The trouble is that GPUs suck. They have teeny amounts of local memory and a slow interconnect to main memory. They also suck at certain things and batting data between the fast (for some things) GPU and fast (for other things) CPU is a real drag becuase of the latency. This limits the applicability of GPUs.
Only with the new architecture, which I (and presumably many others) hoped was AMDs long term goal a number of these problems have disappeared since the link is very low latency and the memory fully shared.
This means the very superior performance per Watt (for some things) GPU can be used for a wider range of tasks.
So yes, this should do a lot for power consumption for a number of tasks.

--
SJW n.
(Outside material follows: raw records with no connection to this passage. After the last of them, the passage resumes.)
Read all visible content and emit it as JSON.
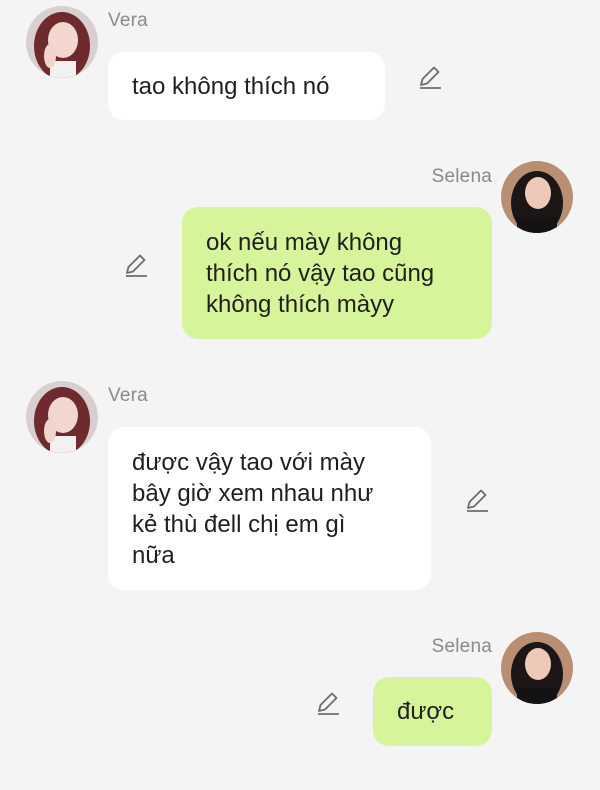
{
  "colors": {
    "background": "#f4f4f4",
    "incoming_bubble": "#ffffff",
    "outgoing_bubble": "#d6f59a",
    "sender_name": "#8a8a8a",
    "text": "#1f1f1f"
  },
  "messages": [
    {
      "sender": "Vera",
      "side": "left",
      "text": "tao không thích nó",
      "icon": "edit-icon"
    },
    {
      "sender": "Selena",
      "side": "right",
      "text": "ok nếu mày không\nthích nó vậy tao cũng\nkhông thích màyy",
      "icon": "edit-icon"
    },
    {
      "sender": "Vera",
      "side": "left",
      "text": "được vậy tao với mày\nbây giờ xem nhau như\nkẻ thù đell chị em gì\nnữa",
      "icon": "edit-icon"
    },
    {
      "sender": "Selena",
      "side": "right",
      "text": "được",
      "icon": "edit-icon"
    }
  ]
}
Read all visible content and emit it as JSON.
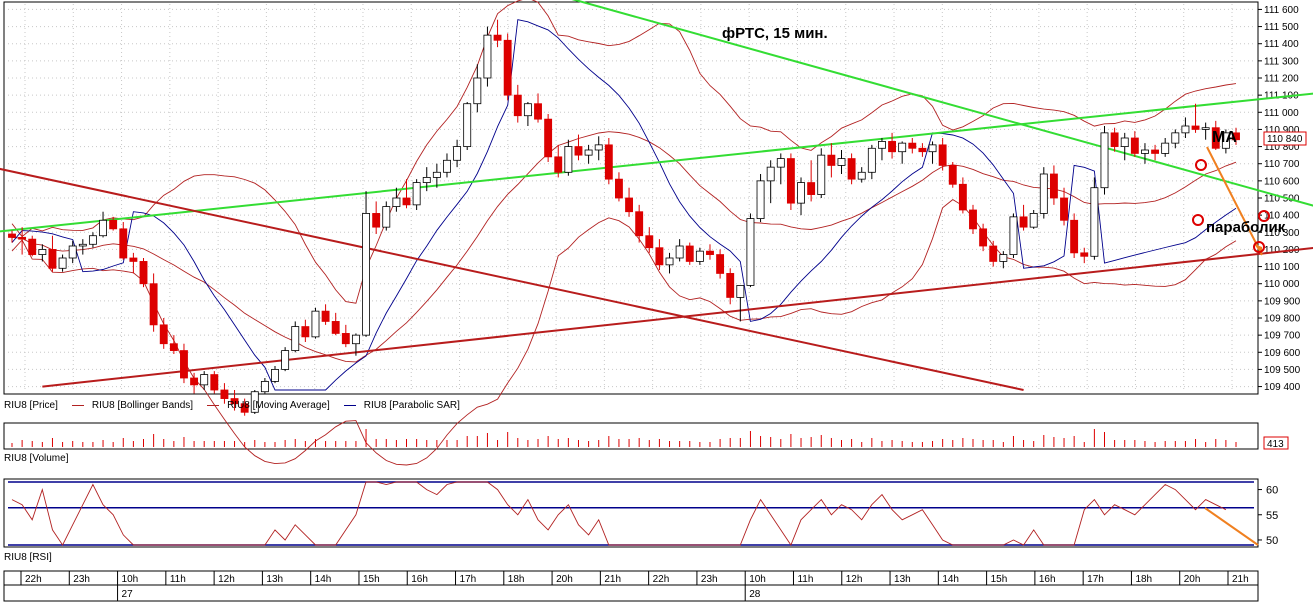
{
  "chart_title": "фРТС, 15 мин.",
  "annotations": {
    "ma": "MA",
    "parabolic": "параболик"
  },
  "price_panel": {
    "y_ticks": [
      "111 600",
      "111 500",
      "111 400",
      "111 300",
      "111 200",
      "111 100",
      "111 000",
      "110 900",
      "110 800",
      "110 700",
      "110 600",
      "110 500",
      "110 400",
      "110 300",
      "110 200",
      "110 100",
      "110 000",
      "109 900",
      "109 800",
      "109 700",
      "109 600",
      "109 500",
      "109 400"
    ],
    "last_price": "110 840",
    "legend": [
      {
        "label": "RIU8 [Price]",
        "color": "#000000"
      },
      {
        "label": "RIU8 [Bollinger Bands]",
        "color": "#b22222"
      },
      {
        "label": "RIU8 [Moving Average]",
        "color": "#b22222"
      },
      {
        "label": "RIU8 [Parabolic SAR]",
        "color": "#00008b"
      }
    ]
  },
  "volume_panel": {
    "label": "RIU8 [Volume]",
    "last_value": "413"
  },
  "rsi_panel": {
    "label": "RIU8 [RSI]",
    "y_ticks": [
      "60",
      "55",
      "50"
    ]
  },
  "time_axis": {
    "hours": [
      "22h",
      "23h",
      "10h",
      "11h",
      "12h",
      "13h",
      "14h",
      "15h",
      "16h",
      "17h",
      "18h",
      "20h",
      "21h",
      "22h",
      "23h",
      "10h",
      "11h",
      "12h",
      "13h",
      "14h",
      "15h",
      "16h",
      "17h",
      "18h",
      "20h",
      "21h"
    ],
    "days": [
      "27",
      "28"
    ]
  },
  "colors": {
    "up_candle": "#ffffff",
    "down_candle": "#dd0000",
    "bollinger": "#b22222",
    "sar": "#00008b",
    "trend_green": "#33dd33",
    "trend_red": "#b81c1c",
    "forecast": "#f08020",
    "rsi_line": "#b22222",
    "rsi_level": "#00008b"
  },
  "chart_data": {
    "type": "candlestick",
    "timeframe": "15 мин.",
    "ylim": [
      109380,
      111620
    ],
    "candles": [
      [
        110290,
        110310,
        110240,
        110270
      ],
      [
        110270,
        110330,
        110170,
        110260
      ],
      [
        110260,
        110280,
        110160,
        110170
      ],
      [
        110170,
        110230,
        110130,
        110200
      ],
      [
        110200,
        110280,
        110070,
        110090
      ],
      [
        110090,
        110170,
        110070,
        110150
      ],
      [
        110150,
        110250,
        110120,
        110220
      ],
      [
        110220,
        110260,
        110170,
        110230
      ],
      [
        110230,
        110300,
        110210,
        110280
      ],
      [
        110280,
        110420,
        110270,
        110370
      ],
      [
        110370,
        110390,
        110310,
        110320
      ],
      [
        110320,
        110360,
        110140,
        110150
      ],
      [
        110150,
        110180,
        110060,
        110130
      ],
      [
        110130,
        110150,
        109980,
        110000
      ],
      [
        110000,
        110060,
        109720,
        109760
      ],
      [
        109760,
        109800,
        109620,
        109650
      ],
      [
        109650,
        109700,
        109590,
        109610
      ],
      [
        109610,
        109650,
        109420,
        109450
      ],
      [
        109450,
        109480,
        109360,
        109410
      ],
      [
        109410,
        109490,
        109380,
        109470
      ],
      [
        109470,
        109490,
        109360,
        109380
      ],
      [
        109380,
        109420,
        109300,
        109330
      ],
      [
        109330,
        109380,
        109260,
        109300
      ],
      [
        109300,
        109330,
        109230,
        109250
      ],
      [
        109250,
        109380,
        109240,
        109370
      ],
      [
        109370,
        109450,
        109360,
        109430
      ],
      [
        109430,
        109520,
        109420,
        109500
      ],
      [
        109500,
        109630,
        109490,
        109610
      ],
      [
        109610,
        109780,
        109600,
        109750
      ],
      [
        109750,
        109790,
        109660,
        109690
      ],
      [
        109690,
        109860,
        109680,
        109840
      ],
      [
        109840,
        109880,
        109760,
        109780
      ],
      [
        109780,
        109830,
        109700,
        109710
      ],
      [
        109710,
        109760,
        109630,
        109650
      ],
      [
        109650,
        109710,
        109580,
        109700
      ],
      [
        109700,
        110540,
        109690,
        110410
      ],
      [
        110410,
        110480,
        110290,
        110330
      ],
      [
        110330,
        110480,
        110310,
        110450
      ],
      [
        110450,
        110560,
        110420,
        110500
      ],
      [
        110500,
        110610,
        110440,
        110460
      ],
      [
        110460,
        110610,
        110430,
        110590
      ],
      [
        110590,
        110680,
        110540,
        110620
      ],
      [
        110620,
        110700,
        110560,
        110650
      ],
      [
        110650,
        110760,
        110620,
        110720
      ],
      [
        110720,
        110840,
        110680,
        110800
      ],
      [
        110800,
        111060,
        110780,
        111050
      ],
      [
        111050,
        111280,
        111000,
        111200
      ],
      [
        111200,
        111500,
        111150,
        111450
      ],
      [
        111450,
        111540,
        111380,
        111420
      ],
      [
        111420,
        111460,
        111070,
        111100
      ],
      [
        111100,
        111160,
        110940,
        110980
      ],
      [
        110980,
        111060,
        110920,
        111050
      ],
      [
        111050,
        111110,
        110940,
        110960
      ],
      [
        110960,
        110990,
        110710,
        110740
      ],
      [
        110740,
        110810,
        110620,
        110650
      ],
      [
        110650,
        110840,
        110630,
        110800
      ],
      [
        110800,
        110870,
        110720,
        110750
      ],
      [
        110750,
        110810,
        110700,
        110780
      ],
      [
        110780,
        110860,
        110720,
        110810
      ],
      [
        110810,
        110850,
        110580,
        110610
      ],
      [
        110610,
        110650,
        110480,
        110500
      ],
      [
        110500,
        110560,
        110390,
        110420
      ],
      [
        110420,
        110460,
        110240,
        110280
      ],
      [
        110280,
        110330,
        110180,
        110210
      ],
      [
        110210,
        110260,
        110080,
        110110
      ],
      [
        110110,
        110180,
        110060,
        110150
      ],
      [
        110150,
        110260,
        110130,
        110220
      ],
      [
        110220,
        110240,
        110110,
        110130
      ],
      [
        110130,
        110210,
        110110,
        110190
      ],
      [
        110190,
        110230,
        110140,
        110170
      ],
      [
        110170,
        110200,
        110030,
        110060
      ],
      [
        110060,
        110090,
        109880,
        109920
      ],
      [
        109920,
        109980,
        109780,
        109990
      ],
      [
        109990,
        110410,
        109980,
        110380
      ],
      [
        110380,
        110640,
        110360,
        110600
      ],
      [
        110600,
        110720,
        110470,
        110680
      ],
      [
        110680,
        110760,
        110580,
        110730
      ],
      [
        110730,
        110760,
        110430,
        110470
      ],
      [
        110470,
        110620,
        110400,
        110590
      ],
      [
        110590,
        110720,
        110480,
        110520
      ],
      [
        110520,
        110790,
        110500,
        110750
      ],
      [
        110750,
        110820,
        110620,
        110690
      ],
      [
        110690,
        110780,
        110640,
        110730
      ],
      [
        110730,
        110760,
        110580,
        110610
      ],
      [
        110610,
        110680,
        110590,
        110650
      ],
      [
        110650,
        110810,
        110610,
        110790
      ],
      [
        110790,
        110850,
        110720,
        110830
      ],
      [
        110830,
        110880,
        110730,
        110770
      ],
      [
        110770,
        110830,
        110700,
        110820
      ],
      [
        110820,
        110850,
        110760,
        110790
      ],
      [
        110790,
        110820,
        110740,
        110770
      ],
      [
        110770,
        110830,
        110700,
        110810
      ],
      [
        110810,
        110850,
        110660,
        110690
      ],
      [
        110690,
        110710,
        110560,
        110580
      ],
      [
        110580,
        110620,
        110410,
        110430
      ],
      [
        110430,
        110460,
        110290,
        110320
      ],
      [
        110320,
        110350,
        110190,
        110220
      ],
      [
        110220,
        110250,
        110100,
        110130
      ],
      [
        110130,
        110190,
        110090,
        110170
      ],
      [
        110170,
        110410,
        110150,
        110390
      ],
      [
        110390,
        110460,
        110310,
        110330
      ],
      [
        110330,
        110430,
        110320,
        110410
      ],
      [
        110410,
        110680,
        110380,
        110640
      ],
      [
        110640,
        110690,
        110460,
        110500
      ],
      [
        110500,
        110560,
        110340,
        110370
      ],
      [
        110370,
        110410,
        110150,
        110180
      ],
      [
        110180,
        110210,
        110120,
        110160
      ],
      [
        110160,
        110620,
        110140,
        110560
      ],
      [
        110560,
        110920,
        110520,
        110880
      ],
      [
        110880,
        110910,
        110770,
        110800
      ],
      [
        110800,
        110880,
        110720,
        110850
      ],
      [
        110850,
        110890,
        110740,
        110760
      ],
      [
        110760,
        110820,
        110700,
        110780
      ],
      [
        110780,
        110810,
        110720,
        110760
      ],
      [
        110760,
        110850,
        110740,
        110820
      ],
      [
        110820,
        110900,
        110790,
        110880
      ],
      [
        110880,
        110970,
        110850,
        110920
      ],
      [
        110920,
        111050,
        110880,
        110900
      ],
      [
        110900,
        110940,
        110840,
        110910
      ],
      [
        110910,
        110950,
        110780,
        110790
      ],
      [
        110790,
        110900,
        110760,
        110880
      ],
      [
        110880,
        110910,
        110810,
        110840
      ]
    ],
    "trendlines": [
      {
        "color": "green",
        "from": [
          -2,
          110300
        ],
        "to": [
          132,
          111130
        ]
      },
      {
        "color": "green",
        "from": [
          42,
          111880
        ],
        "to": [
          132,
          110400
        ]
      },
      {
        "color": "red",
        "from": [
          -2,
          110680
        ],
        "to": [
          100,
          109380
        ]
      },
      {
        "color": "red",
        "from": [
          3,
          109400
        ],
        "to": [
          132,
          110230
        ]
      }
    ],
    "rsi": [
      58,
      57,
      54,
      60,
      52,
      49,
      53,
      57,
      61,
      57,
      55,
      51,
      48,
      45,
      42,
      40,
      41,
      39,
      38,
      40,
      37,
      36,
      38,
      41,
      45,
      49,
      52,
      50,
      53,
      51,
      49,
      46,
      48,
      52,
      55,
      62,
      63,
      61,
      64,
      62,
      63,
      60,
      59,
      61,
      63,
      62,
      64,
      62,
      60,
      57,
      55,
      58,
      54,
      52,
      55,
      57,
      53,
      51,
      54,
      49,
      45,
      47,
      44,
      42,
      41,
      45,
      47,
      44,
      46,
      44,
      42,
      39,
      41,
      54,
      58,
      55,
      52,
      49,
      54,
      56,
      58,
      55,
      57,
      56,
      54,
      57,
      59,
      56,
      54,
      55,
      56,
      53,
      50,
      48,
      45,
      42,
      44,
      48,
      46,
      50,
      49,
      52,
      48,
      45,
      43,
      47,
      56,
      58,
      55,
      57,
      56,
      55,
      57,
      59,
      61,
      60,
      58,
      56,
      58,
      57,
      56
    ]
  }
}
One who posts facts.
Re:Why compromise? by SenatorPerry · 2013-04-30 06:13 · Score: 5, Informative

In OpenCL you need to copy items from the system memory to the GPU's memory and then load the kernel on the GPU to start execution. Then you must copy the data back from the GPU's memory at the end after execution. AMD is saying that you can instead pass a pointer to the data in the main memory instead of actually making copies of the data.
This should reduce some of the memory shifting on the system and speed up OpenCL execution. It will also eliminate some of the memory constraints on OpenCL regarding what you can do on the GPU. On a larger scale it will open up some opportunities for optimizing work.